3 Awesome Examples of Social Media Customer Service
In 2015, Gartner Research stated, “social media will emerge as a central pillar of customer service.”1
Well, it’s safe to say that the emergence is over, as social media now plays a defining role in the customer service strategies of most brands. In fact, the number of Tweets directed at leading brands continues to increase year over year.2 For customers, it has never been easier to praise or complain about a company. For brands, there has never been a better opportunity to exceed customers’ expectations and improve customers’ satisfaction. For additional insight, read our Digital Customer Care Playbook.
The stakes are high when just one bad experience can cost you a loyal customer. How do you leverage the power of social to create exceptional social media customer service experiences? You can start by following these three awesome examples:
1. Microsoft Xbox: World Record Setting Customer Service
You can’t get more awesome than a Guinness World Record for “Most Responsive Brand on Twitter.” How is @XboxSupport able to reply with an average time of 2 minutes and 42 seconds? Because they have a handle and a customer service team dedicated only to Twitter support. They respond to all @’s publicly, so they stay accountable to their customers. And they don’t just wait to be contacted; they set up monitoring tools to proactively find and contact users who are having conversations about their brand. Also, they add a personal and authentic touch to their replies by adding their initials and a caret to every response. 3 This approach to social media customer service has grown their account to nearly a million followers.
- A separate Twitter support handle allows for trained customer service staff to address service requests more quickly.
- Quick response time not only wins over customers, but it can also land you in the Guinness World Record books next to the biggest ball of twine!

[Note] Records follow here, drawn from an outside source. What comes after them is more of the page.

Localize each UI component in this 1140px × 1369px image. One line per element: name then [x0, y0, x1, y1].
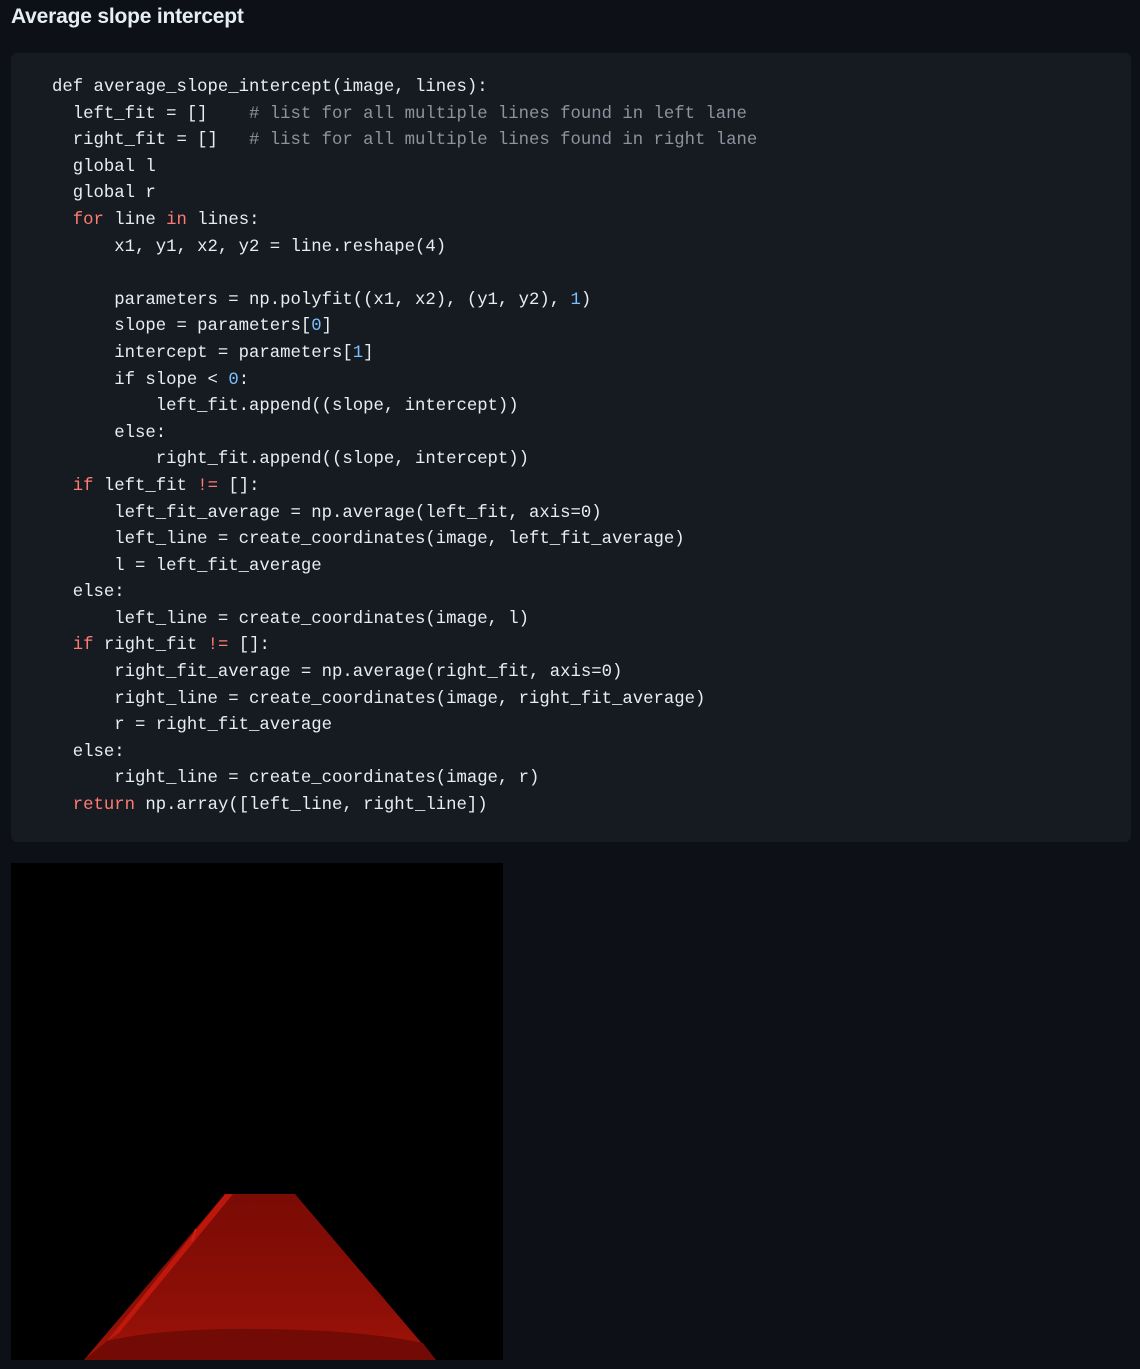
code-line: right_fit.append((slope, intercept)) [52, 447, 757, 474]
code-line: left_line = create_coordinates(image, le… [52, 527, 757, 554]
code-content[interactable]: def average_slope_intercept(image, lines… [52, 75, 757, 820]
code-token: global l [52, 157, 156, 177]
code-token: right_fit = [] [52, 131, 250, 151]
code-keyword: != [207, 636, 229, 656]
code-token: right_line = create_coordinates(image, r… [52, 689, 706, 709]
section-heading: Average slope intercept [11, 5, 244, 28]
code-token: left_fit = [] [52, 104, 250, 124]
code-token: intercept = parameters[ [52, 343, 353, 363]
code-keyword: in [166, 210, 187, 230]
code-token: l = left_fit_average [52, 556, 322, 576]
code-comment: # list for all multiple lines found in l… [249, 104, 747, 124]
code-token: np.array([left_line, right_line]) [134, 796, 488, 816]
code-token: global r [52, 184, 156, 204]
code-line: left_fit.append((slope, intercept)) [52, 394, 757, 421]
code-token: else: [52, 423, 167, 443]
code-token: def average_slope_intercept(image, lines… [52, 78, 488, 97]
road-mask-graphic [11, 863, 503, 1360]
code-token: right_fit.append((slope, intercept)) [52, 450, 530, 470]
code-token: left_line = create_coordinates(image, le… [52, 530, 685, 550]
code-line: x1, y1, x2, y2 = line.reshape(4) [52, 235, 757, 262]
code-line: left_fit = [] # list for all multiple li… [52, 102, 757, 129]
code-line: r = right_fit_average [52, 713, 757, 740]
code-keyword: if [72, 476, 94, 496]
code-token: else: [52, 742, 125, 762]
code-line: right_fit = [] # list for all multiple l… [52, 128, 757, 155]
code-line: def average_slope_intercept(image, lines… [52, 75, 757, 102]
code-line: left_line = create_coordinates(image, l) [52, 607, 757, 634]
code-line: return np.array([left_line, right_line]) [52, 793, 757, 820]
code-token: ] [321, 317, 333, 337]
code-token: ] [363, 343, 374, 363]
code-line: right_line = create_coordinates(image, r… [52, 766, 757, 793]
code-token: r = right_fit_average [52, 716, 333, 736]
code-token: left_line = create_coordinates(image, l) [52, 609, 530, 629]
code-number: 1 [570, 290, 581, 310]
code-line: parameters = np.polyfit((x1, x2), (y1, y… [52, 288, 757, 315]
code-token: : [238, 370, 250, 390]
code-token: left_fit.append((slope, intercept)) [52, 397, 519, 417]
code-token: x1, y1, x2, y2 = line.reshape(4) [52, 237, 447, 257]
code-line: right_fit_average = np.average(right_fit… [52, 660, 757, 687]
code-line: else: [52, 580, 757, 607]
code-line: left_fit_average = np.average(left_fit, … [52, 501, 757, 528]
code-line: global l [52, 155, 757, 182]
code-token: right_fit [93, 636, 208, 656]
code-line: global r [52, 181, 757, 208]
code-keyword: if [72, 636, 94, 656]
code-token: lines: [186, 210, 260, 230]
code-number: 0 [228, 370, 239, 390]
code-token: ) [580, 290, 592, 310]
code-token: else: [52, 583, 125, 603]
code-line: if right_fit != []: [52, 633, 757, 660]
code-token: slope = parameters[ [52, 317, 312, 337]
code-comment: # list for all multiple lines found in r… [249, 131, 758, 151]
code-line: if left_fit != []: [52, 474, 757, 501]
code-line: for line in lines: [52, 208, 757, 235]
road-mask-image [11, 863, 503, 1360]
code-line: slope = parameters[0] [52, 314, 757, 341]
code-token: right_line = create_coordinates(image, r… [52, 769, 540, 789]
code-line: else: [52, 740, 757, 767]
code-token: parameters = np.polyfit((x1, x2), (y1, y… [52, 290, 571, 310]
code-keyword: for [72, 210, 104, 230]
code-line: intercept = parameters[1] [52, 341, 757, 368]
code-block[interactable]: def average_slope_intercept(image, lines… [11, 53, 1131, 842]
code-token: []: [217, 476, 260, 496]
code-line: right_line = create_coordinates(image, r… [52, 687, 757, 714]
code-token: left_fit_average = np.average(left_fit, … [52, 503, 602, 523]
code-line: l = left_fit_average [52, 554, 757, 581]
code-number: 0 [311, 317, 322, 337]
code-line: else: [52, 421, 757, 448]
code-keyword: != [197, 476, 218, 496]
code-token: if slope < [52, 370, 229, 390]
code-token: left_fit [93, 476, 198, 496]
code-token: line [103, 210, 167, 230]
code-line: if slope < 0: [52, 368, 757, 395]
code-number: 1 [352, 343, 364, 363]
code-token: []: [228, 636, 270, 656]
code-token: right_fit_average = np.average(right_fit… [52, 663, 623, 683]
code-keyword: return [72, 796, 135, 816]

2. Zappos: It’s Not About the Shoes
Since 1999, Zappos mission has been “to be the company that provides the absolute best service online — not just in shoes, but in any category.” 4 CEO Tony Hsieh has even recently admitted to not being passionate about shoes at all. Instead, he’s passionate about customer service.5
What stands out most about Zappos' social media customer service is not their quick response time (less than 20 minutes) or their response rate (100%). It’s the positive, can-do, at times whimsical, attitude of their staff. They send good luck cookies to kids whose moms are ordering dress shoes for pageants. They’ll overnight shoes for free if you happen to arrive at your best friend’s wedding shoeless. 6 They’ve even been known to visit rival shoe stores if you forget to pack your favorite pair and you just happen to be visiting Vegas where they’re headquartered.7
Just check out the comments on their Facebook posts, and you’ll quickly see that they set the standard for being both personable and above and beyond helpful on social media. It’s obvious that they enjoy their jobs, which in turn “helps put customers with concerns or complaints at ease, making the experience better for all.”8
Because of their customer service strategies, 75% of Zappos’ purchases come from returning customers, and a whopping 43% of new customers hear about Zappos via word of mouth. 9
- Have fun with customer interactions, and treat every customer with an authentic, personal experience. You’ll likely see a spike in return customer sales.
- Make customer service a key value of your company culture, and your loyal fans will respond by spreading the word about your brand.
3. Starbucks: Listen and Learn
Starbucks has replaced the old fashioned customer comment box with a website and a Twitter account dedicated solely to suggestions. My Starbucks Idea is an opportunity for real customers to share, vote, and discuss their ideas to improve their Starbucks experiences. As they say, “you know better than anyone else what you want from Starbucks. So tell us.” Customers have submitted over 210,000 unique ideas10, and over 300 ideas have launched.
- Make it easy for customers to share ideas. When you crowdsource for innovation, you’ll find customer satisfaction will follow.
- Be transparent. When customers can clearly see all of the ideas that have been submitted — big and small — they’ll be more likely to trust your brand.